La marinada es el alma de este plato: chile guajillo, chile ancho, achiote, ajo, naranja y especias que tiñen la carne de un rojo intenso y le dan ese sabor inconfundible. La piña, colocada en la cima del trompo, carameliza y añade un contraste dulce que equilibra el picante.
Los ingredientes
La tortilla de maíz es imsustituible - jamás de harina para este plato. Pequeña, doble y caliente, es la base que sostiene la carne cortada directamente del trompo con un golpe de muñeca experto. Encima: cebolla cruda, cilantro fresco, salsa verde y un trozo de piña asada.

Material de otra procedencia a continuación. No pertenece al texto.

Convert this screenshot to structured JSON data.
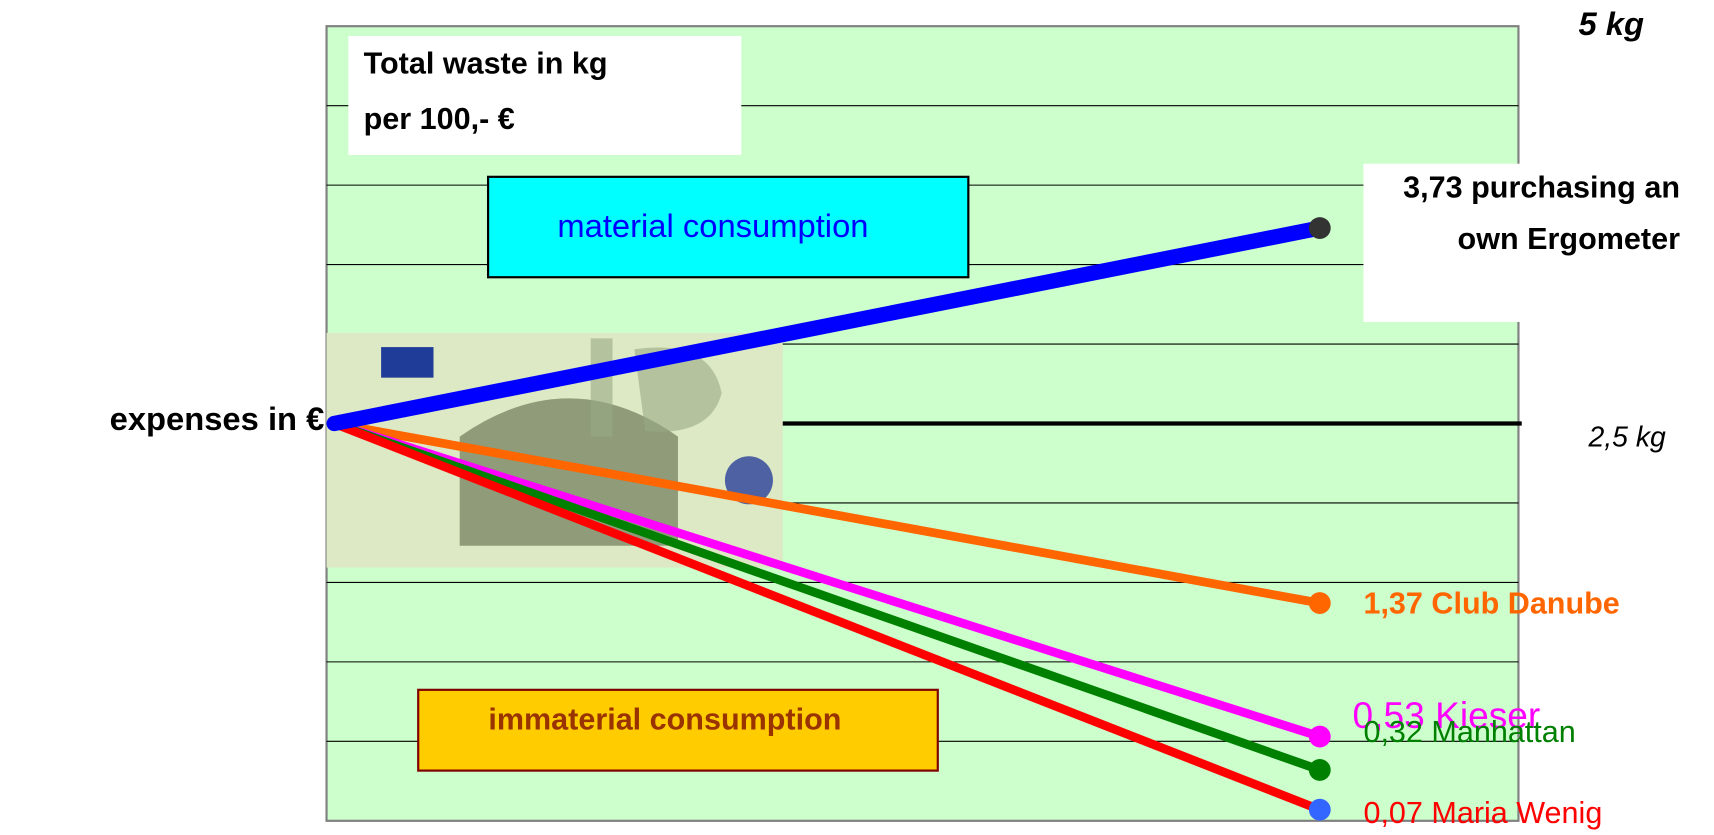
{
  "chart_data": {
    "type": "slope",
    "title_lines": [
      "Total waste in kg",
      "per 100,- €"
    ],
    "origin_label": "expenses in €",
    "baseline": 2.5,
    "annotations": [
      "material consumption",
      "immaterial consumption"
    ],
    "ylim": [
      0,
      5
    ],
    "yticks": [
      {
        "value": 5,
        "label": "5 kg"
      },
      {
        "value": 2.5,
        "label": "2,5 kg"
      }
    ],
    "ygrid": [
      0.5,
      1,
      1.5,
      2,
      3,
      3.5,
      4,
      4.5
    ],
    "series": [
      {
        "name": "purchasing an own Ergometer",
        "color": "#0000ff",
        "marker_color": "#333333",
        "value": 3.73,
        "value_label": "3,73"
      },
      {
        "name": "Club Danube",
        "color": "#ff6600",
        "marker_color": "#ff6600",
        "value": 1.37,
        "value_label": "1,37"
      },
      {
        "name": "Kieser",
        "color": "#ff00ff",
        "marker_color": "#ff00ff",
        "value": 0.53,
        "value_label": "0,53"
      },
      {
        "name": "Manhattan",
        "color": "#008000",
        "marker_color": "#008000",
        "value": 0.32,
        "value_label": "0,32"
      },
      {
        "name": "Maria Wenig",
        "color": "#ff0000",
        "marker_color": "#3366ff",
        "value": 0.07,
        "value_label": "0,07"
      }
    ]
  }
}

Cada taquería tiene su propia receta secreta de marianda, transmitida de generaicón en generación. La competición entre taqueros por el mejor al pastor de la ciudad es una tradición tan arraigada como el plato mismo.
Cómo comerlos
En Ciudad de México, los tacos al pastor se comen de pie, en la calle, a cualquier hora del día o de la noche. El ritual es siempre el mismo: pedir al taquero, observar cómo corta la carne con maestría, añadir salsa y limón, y comer antes de que la tortilla se enfríe.
Son patrimonio culinario de la capital mexicana y una de las razones por las que Ciudad de México es considerada una de las mejores ciudades gastronómicas del mundo.